Cependant, la Syrie a été témoin de la rupture de nombreux accords de cessez-le-feu peu après leur signature. Le lendemain de l'accord de Moscou, l'Observatoire syrien des droits de l'homme, un observateur de guerre, a déclaré que neuf combattants rebelles et six soldats du gouvernement syrien avaient été tués dans de nouveaux combats. 

Faisant référence aux nombreuses formations djihadistes qui constituent une part importante de l'opposition armée syrienne soutenue par la Turquie, la Russie et la Syrie, ils affirment que les « terroristes » d'Idlib doivent être arrêtés.

L'agence de presse russe Tass a cité la porte-parole du ministère russe des affaires étrangères, Maria Zakharova, qui a déclaré que « en ce qui concerne les efforts pour éliminer les militants et les terroristes, s'ils sont désignés comme tels, ils doivent être éradiqués, en premier lieu, par les forces armées syriennes et les forces des pays qui coopèrent légalement avec les autorités syriennes ». 

Charles Lister, directeur du programme de lutte contre le terrorisme et l'extrémisme à l'Institut du Moyen-Orient à Washington, a déclaré que le commentaire de Zakharova indiquait que la nouvelle trêve pourrait être de courte durée.

« En d'autres termes, ce cessez-le-feu [syrien] sera probablement aussi insignifiant que tous ceux qui l'ont précédé », a écrit Lister sur Twitter. 

Certains réfugiés à Idlib ont également déclaré qu'ils n'étaient pas très optimistes et ont exprimé leur scepticisme quant à l'engagement de Damas et de ses partisans russes en faveur du cessez-le-feu.

L'objectif principal de la Russie, principal sponsor d'Al-Assad, est d'assurer une victoire de l'armée syrienne à Idlib, qui scellerait la victoire d'Al-Assad sur ses adversaires neuf ans après le début de la guerre en Syrie. Réussir à aider Al-Assad à reprendre le contrôle de tout le pays serait une victoire stratégique majeure pour la Russie, consolidant le nouveau rôle du pays en tant qu'intermédiaire de pouvoir au Moyen-Orient alors que l'influence américaine dans la région diminue. 
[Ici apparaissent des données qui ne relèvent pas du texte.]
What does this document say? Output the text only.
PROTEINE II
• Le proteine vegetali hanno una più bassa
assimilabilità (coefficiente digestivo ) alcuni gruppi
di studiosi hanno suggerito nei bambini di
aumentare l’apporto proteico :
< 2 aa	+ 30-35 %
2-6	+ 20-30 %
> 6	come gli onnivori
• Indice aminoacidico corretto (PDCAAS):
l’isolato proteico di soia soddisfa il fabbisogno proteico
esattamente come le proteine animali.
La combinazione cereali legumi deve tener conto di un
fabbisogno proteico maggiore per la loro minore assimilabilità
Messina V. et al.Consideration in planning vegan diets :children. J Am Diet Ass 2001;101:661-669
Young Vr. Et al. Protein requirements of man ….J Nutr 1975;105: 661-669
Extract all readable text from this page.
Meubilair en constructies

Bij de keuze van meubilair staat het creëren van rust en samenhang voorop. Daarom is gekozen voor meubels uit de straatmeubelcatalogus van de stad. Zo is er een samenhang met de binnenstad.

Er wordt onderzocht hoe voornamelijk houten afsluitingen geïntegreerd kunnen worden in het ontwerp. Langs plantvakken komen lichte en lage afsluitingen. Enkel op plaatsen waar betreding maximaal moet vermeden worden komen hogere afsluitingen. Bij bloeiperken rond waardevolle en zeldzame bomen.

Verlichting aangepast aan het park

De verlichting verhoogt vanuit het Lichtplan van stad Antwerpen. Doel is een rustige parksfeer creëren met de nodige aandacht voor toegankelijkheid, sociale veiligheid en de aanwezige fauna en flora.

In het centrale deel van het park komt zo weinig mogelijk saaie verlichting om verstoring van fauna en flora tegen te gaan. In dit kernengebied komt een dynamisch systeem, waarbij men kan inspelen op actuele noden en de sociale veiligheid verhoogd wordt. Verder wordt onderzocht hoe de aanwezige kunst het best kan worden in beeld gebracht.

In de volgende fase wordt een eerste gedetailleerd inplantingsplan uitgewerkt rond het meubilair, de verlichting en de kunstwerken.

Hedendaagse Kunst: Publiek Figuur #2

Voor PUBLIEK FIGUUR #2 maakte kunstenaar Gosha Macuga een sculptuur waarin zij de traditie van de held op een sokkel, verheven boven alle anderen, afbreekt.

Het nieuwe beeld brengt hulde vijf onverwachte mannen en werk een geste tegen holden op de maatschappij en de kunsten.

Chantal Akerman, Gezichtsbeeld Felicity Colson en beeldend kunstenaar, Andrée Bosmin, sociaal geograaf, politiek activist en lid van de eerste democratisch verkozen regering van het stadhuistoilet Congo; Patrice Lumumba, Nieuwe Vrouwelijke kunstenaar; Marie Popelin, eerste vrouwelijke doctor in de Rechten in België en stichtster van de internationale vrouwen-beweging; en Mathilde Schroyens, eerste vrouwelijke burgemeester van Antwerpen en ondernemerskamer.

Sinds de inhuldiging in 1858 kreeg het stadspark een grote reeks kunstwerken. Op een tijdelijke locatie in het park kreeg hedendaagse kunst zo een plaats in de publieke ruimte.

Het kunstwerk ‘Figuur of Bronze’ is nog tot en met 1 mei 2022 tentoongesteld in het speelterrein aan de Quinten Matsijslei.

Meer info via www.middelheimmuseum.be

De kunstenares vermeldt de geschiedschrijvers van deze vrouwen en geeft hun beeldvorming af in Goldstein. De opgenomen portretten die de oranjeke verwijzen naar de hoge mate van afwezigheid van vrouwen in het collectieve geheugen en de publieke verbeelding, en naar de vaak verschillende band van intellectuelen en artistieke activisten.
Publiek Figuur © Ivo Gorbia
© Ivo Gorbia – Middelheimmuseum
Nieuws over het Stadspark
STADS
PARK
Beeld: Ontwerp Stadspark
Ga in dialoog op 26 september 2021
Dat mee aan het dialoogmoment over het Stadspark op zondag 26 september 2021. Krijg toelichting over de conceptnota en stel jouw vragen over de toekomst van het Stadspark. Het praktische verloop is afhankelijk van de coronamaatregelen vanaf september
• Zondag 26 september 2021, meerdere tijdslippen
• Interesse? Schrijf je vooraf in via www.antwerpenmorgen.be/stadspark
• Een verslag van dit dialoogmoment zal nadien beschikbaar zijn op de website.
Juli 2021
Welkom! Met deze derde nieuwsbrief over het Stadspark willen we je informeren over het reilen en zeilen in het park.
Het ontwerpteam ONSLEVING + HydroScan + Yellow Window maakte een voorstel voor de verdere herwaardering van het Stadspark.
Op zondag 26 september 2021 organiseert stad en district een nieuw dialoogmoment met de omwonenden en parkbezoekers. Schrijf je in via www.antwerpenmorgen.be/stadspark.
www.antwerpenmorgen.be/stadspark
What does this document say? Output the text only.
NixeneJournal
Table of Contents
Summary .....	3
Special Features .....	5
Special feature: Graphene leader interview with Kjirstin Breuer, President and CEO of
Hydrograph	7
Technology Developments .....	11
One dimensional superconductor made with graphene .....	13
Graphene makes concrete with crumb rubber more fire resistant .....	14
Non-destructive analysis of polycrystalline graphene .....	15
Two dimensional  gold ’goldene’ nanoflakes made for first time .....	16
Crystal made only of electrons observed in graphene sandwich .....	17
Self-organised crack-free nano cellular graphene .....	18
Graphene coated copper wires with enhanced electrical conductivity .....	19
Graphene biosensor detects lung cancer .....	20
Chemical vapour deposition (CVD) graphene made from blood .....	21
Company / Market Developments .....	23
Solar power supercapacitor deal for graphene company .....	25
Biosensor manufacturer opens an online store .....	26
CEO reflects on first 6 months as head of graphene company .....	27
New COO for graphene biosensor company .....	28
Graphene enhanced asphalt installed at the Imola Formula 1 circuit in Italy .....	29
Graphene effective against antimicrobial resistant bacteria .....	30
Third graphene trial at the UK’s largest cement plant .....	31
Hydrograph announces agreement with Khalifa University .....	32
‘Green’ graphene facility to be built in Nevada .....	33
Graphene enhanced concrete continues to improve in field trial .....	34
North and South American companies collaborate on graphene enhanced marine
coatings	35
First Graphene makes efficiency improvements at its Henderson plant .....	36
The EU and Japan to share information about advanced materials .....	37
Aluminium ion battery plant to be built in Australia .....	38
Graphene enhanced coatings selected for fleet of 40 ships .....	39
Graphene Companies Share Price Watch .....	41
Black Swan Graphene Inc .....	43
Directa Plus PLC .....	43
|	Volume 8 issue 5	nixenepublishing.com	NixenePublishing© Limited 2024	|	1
Le conflit entre les priorités de Moscou et celles de la Turquie, qui a soutenu les groupes rebelles luttant contre Al-Assad, n'a pas disparu avec le dernier accord de Moscou. Tant que ces différences persistent, elles pourraient devenir la toile de fond de la prochaine escalade à Idlib.

L'Iran, le deuxième partenaire international d'Assad, est un autre facteur qui pourrait faire dérailler le nouveau cessez-le-feu, a déclaré Michael Tanchum, chercheur principal à l'Institut autrichien de politique européenne et de sécurité. 

« Les milices chiites soutenues par l'Iran, et en particulier le Hizbullah, se sont battues très durement contre les forces alliées turques dans des endroits stratégiques clés », a déclaré M. Tanchum dans un message en réponse aux questions. « L'Iran devra être impliqué dans le processus, sinon le Hizbullah pourrait raviver les tensions avec des attaques contre les forces soutenues par la Turquie ».